I didn’t leave the rifle behind this time, instead, I slung it over my shoulder, drew one of my handguns, and went round to the reception area.
There had been two sets of stairs leading upwards, and both of them had been partially collapsed and far too dangerous to risk climbing. I’d seen metal and masonry hanging down from above, and the last thing that I wanted was to have the whole lot come collapsing down on me.
I made my way back to the wall at the rear of the garage and searched around the two rooms adjacent to the dead end. There, in the second room, was my way up.
A lot of the room was still intact, unlike the first room where the ceiling was now on the floor and the patchwork metal frame above looked as though it could collapse with even the slightest weight. But in the second room there was a small opening in one corner. I stood underneath the hole, shining my headlamp up into the darkness above to get a better look, and saw that there was a desk half hanging over the hole.
Plastic chairs, a dozen of them, hauled out from the dust in the reception area and stacked up neatly, gave me my ladder. I leaned the stack against the wall, tested them to make sure they wouldn’t fall out from under me, and then carefully climbed up into the gap. It was pitch black up there, and I remembered that there were no windows on the side of the building above the garage, at least not on that floor.
The gaping windows were a floor higher. I hauled myself up and glanced around the room, finding one open doorway and no holes in the ceiling, and then edged around the desk – which was much bigger than I’d first thought – and crept out into the hall.

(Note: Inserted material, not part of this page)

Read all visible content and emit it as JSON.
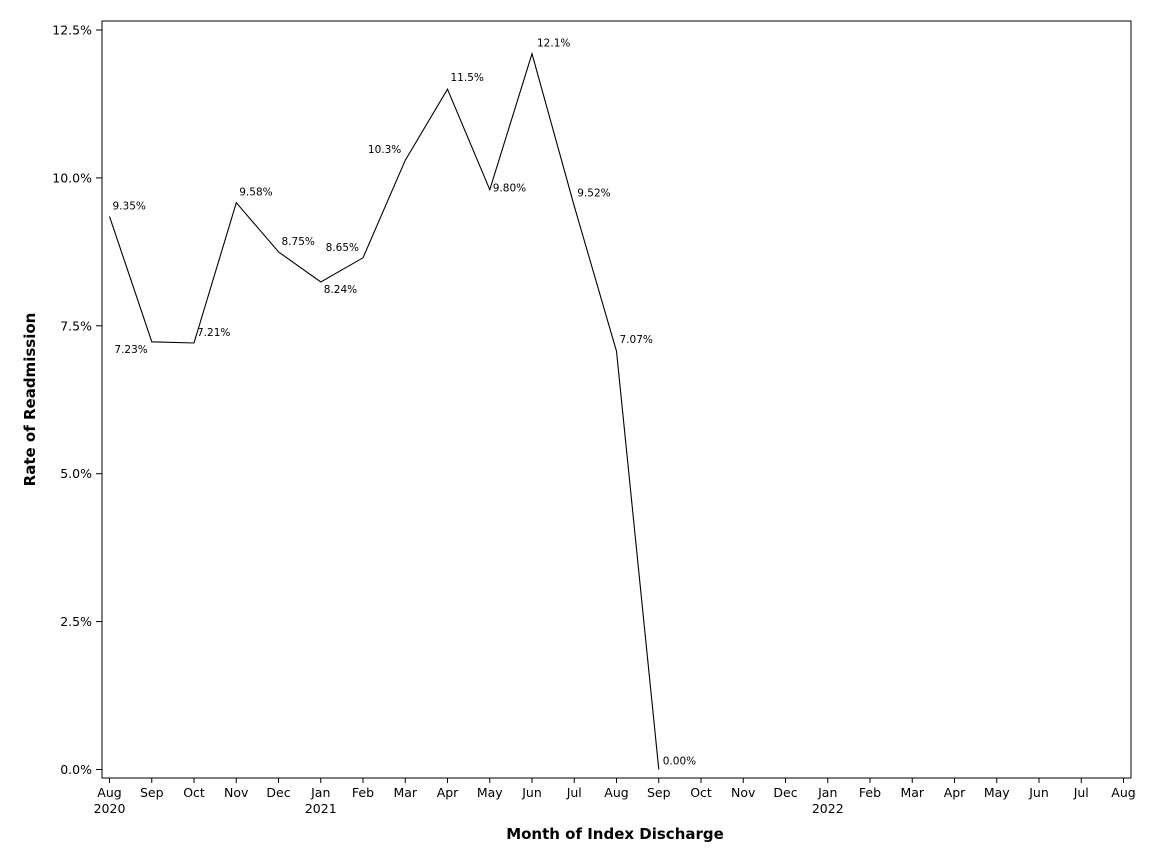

The stairway that had collapsed on the bottom floor was still intact on the second, and even though I could see a few glimmers of sunlight creeping in through holes in the walls, the only bright light seemed to come from the top of the stairs, up on the third floor.
Every step that I took up those stairs creaked and complained, and a couple of times I had to side step as I felt the stair start to give under my weight.
Finally, I made it up to the second floor and crept over the rickety boarding to the room at the front. And, yes, I found that it was just one big room.
I always get a thrill when it comes to searching out new places – or old places, as it were. There’s an adrenaline buzz that always comes with the excitement of possibilities. A lot of the time I would be treading where no one had been for decades, sometimes much longer, and the thought that there could be something incredible hidden away, untouched by people for so long, was what I think always made my job as an Outrider so exciting. I guess it was part of what made you an Outrider. It was in the blood.
Like the time we found the computer system that Admin now uses, and the times when we’ve discovered outposts of people, hidden away where no one thought there was a living soul. Once, we found a sealed bunker filled to the brim with ancient but high tech weaponry and batteries, and another time, just a year ago now, we found an entire library of books, thousands and thousands of them, sealed in airtight plastic containers.
That feeling always seems to come when I start to think I’m getting close to something, and as I stepped into the large room two floors above the garage, where the vent should come out, squinting against the brightness of the sunlight, that feeling was stronger than any time before.